Filed under: Performance Monitoring
Earlier this year my colleague TR wrote about the launch of our data API. I’m a big fan of making data more accessible, so I used our own API to write a Hubot script for exploring TraceView data without ever leaving HipChat. Even while I was writing that article, though, we were already lining up a host of new features based on customer feedback. There are a lot of improvements, but now that v2.0 of our API has been rolled out I wanted to write about my three favorites.
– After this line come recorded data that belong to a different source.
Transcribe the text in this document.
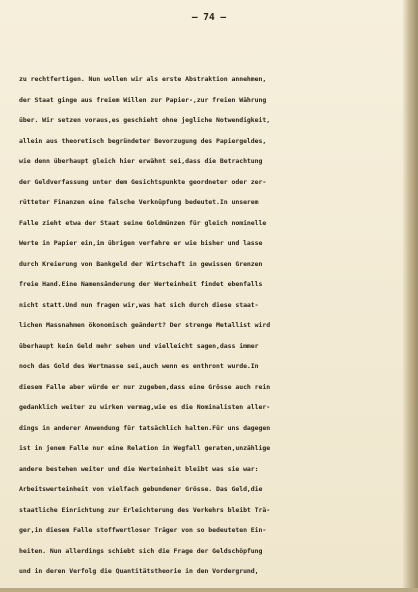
— 74 —
zu rechtfertigen. Nun wollen wir als erste Abstraktion annehmen,
der Staat ginge aus freiem Willen zur Papier-,zur freien Währung
über. Wir setzen voraus,es geschieht ohne jegliche Notwendigkeit,
allein aus theoretisch begründeter Bevorzugung des Papiergeldes,
wie denn überhaupt gleich hier erwähnt sei,dass die Betrachtung
der Geldverfassung unter dem Gesichtspunkte geordneter oder zer-
rütteter Finanzen eine falsche Verknüpfung bedeutet.In unserem
Falle zieht etwa der Staat seine Goldmünzen für gleich nominelle
Werte in Papier ein,im übrigen verfahre er wie bisher und lasse
durch Kreierung von Bankgeld der Wirtschaft in gewissen Grenzen
freie Hand.Eine Namensänderung der Werteinheit findet ebenfalls
nicht statt.Und nun fragen wir,was hat sich durch diese staat-
lichen Massnahmen ökonomisch geändert? Der strenge Metallist wird
überhaupt kein Geld mehr sehen und vielleicht sagen,dass immer
noch das Gold des Wertmasse sei,auch wenn es enthront wurde.In
diesem Falle aber würde er nur zugeben,dass eine Grösse auch rein
gedanklich weiter zu wirken vermag,wie es die Nominalisten aller-
dings in anderer Anwendung für tatsächlich halten.Für uns dagegen
ist in jenem Falle nur eine Relation in Wegfall geraten,unzählige
andere bestehen weiter und die Werteinheit bleibt was sie war:
Arbeitswerteinheit von vielfach gebundener Grösse. Das Geld,die
staatliche Einrichtung zur Erleichterung des Verkehrs bleibt Trä-
ger,in diesem Falle stoffwertloser Träger von so bedeuteten Ein-
heiten. Nun allerdings schiebt sich die Frage der Geldschöpfung
und in deren Verfolg die Quantitätstheorie in den Vordergrund,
One of the most popular requests has been better API support for layers, which are how we represent components of your web application’s stack within TraceView. Traces are composed of calls to layers, and layers also feature prominently in our top-level views of app performance. By drilling down into an app’s layers, it’s possible to find performance problems like looped queries or webserver queueing.
But what if you want to access layer-based data programmatically, rather than using our heatmap? With APIv2 out the door, that’s now an option. A solid first step is to use our discovery API to retrieve a list of layers currently associated with your app in TraceView. This can be a quick sanity check to determine whether everything is functioning properly. Just to give an example, if your cache layer suddenly goes missing, that could indicate an unintended configuration change within your application’s architecture.
One of the neatest changes to our API is that many endpoints now accept layers as a type of filter. This dovetails nicely with the above layer discovery endpoint, but you can specify layers manually if you’d prefer. We could use this endpoint to retrieve the list of layers associated with an application, then use them as filters in the server latency timeseries endpoint to retrieve layer-specific timing information.
However, looping over a list of layers could generate a lot of API calls for a large or complex application, and we’re doing extra work to merge the API responses, too. Archiving per-layer server latency is such a common task that we also added a by-layer app latency endpoint. This retrieves the same data displayed on TraceView’s layer breakdown screen:
But now that we have that data, we can do whatever we want with it. Here’s what the main chart looks like when rendered with an alternative library:
The two most common reasons that our users pull data out of TraceView are to integrate it with dashboards (like we’ve done with Geckoboard), and to archive data for comparisons with historical performance. Latency data is a good start for both use cases, but a 50% speed increase might be the result of half of your requests being dropped as 500 errors. That’s why we’ve extended our API with a new endpoint to fetch the percent of traces containing errors within each time span.
We made layers a big part of this batch of API improvements, so we’ve also made sure that the error rate endpoint accepts layer filters. TraceView already supports alerting based on per-layer error rates, but programmatic access to this data opens up alternative use cases like ‘sanity checks’ in continuous integration environments. Even full test coverage of a web application’s code might not be enough to catch ‘devops problems’ like excess database connections or memcached timeouts caused by stored values increasing in memory consumption. The latency API already lets you require that your app isn’t making more calls, or making them more slowly, and it can now be extended so that builds can be rejected if they have a higher error rate. This can catch unanticipated scaling problems, or potentially even identify a misconfigured build environment that could false positives or negatives elsewhere.
What works for a single-server WordPress blog might stop working for a backend with hundreds of hosts spanning multiple service tiers. If you spin up servers on a per-customer basis, you’ll be glad to hear that you can now create new apps with our app management endpoint. Provisioning a new customer’s app infrastructure? Deploy the nodes pre-installed with TraceView using our Chef recipe, assign them to the customer’s new app as they come online, and add an annotation as you complete each step in your runbook. Your support team can follow the live data as it streams in, even if they weren’t the ones who kicked off the job. When it starts to hang at step 15 out of 37, they’ll know whether to talk to a sysadmin or a network engineer – or maybe even your billing department.
But wait, there’s more!
I haven’t managed to touch on every change we’ve made to our API, but even so I wanted to point out we’ve improved some endpoints just by developing other areas of TraceView. For instance, assigning apps via API works great with our new app-based host screen. And while many of our customers already add annotations to mark deployments, we’re now showing them on end user experience graphs too. That means easier monitoring of frontend code changes like deploying new A/B tests or switching the CDN you serve assets from. Developers are glad to segregate themselves into ‘frontend’ or ‘backend’, but TraceView helps you understand how and why the decisions of one can strongly impact the other.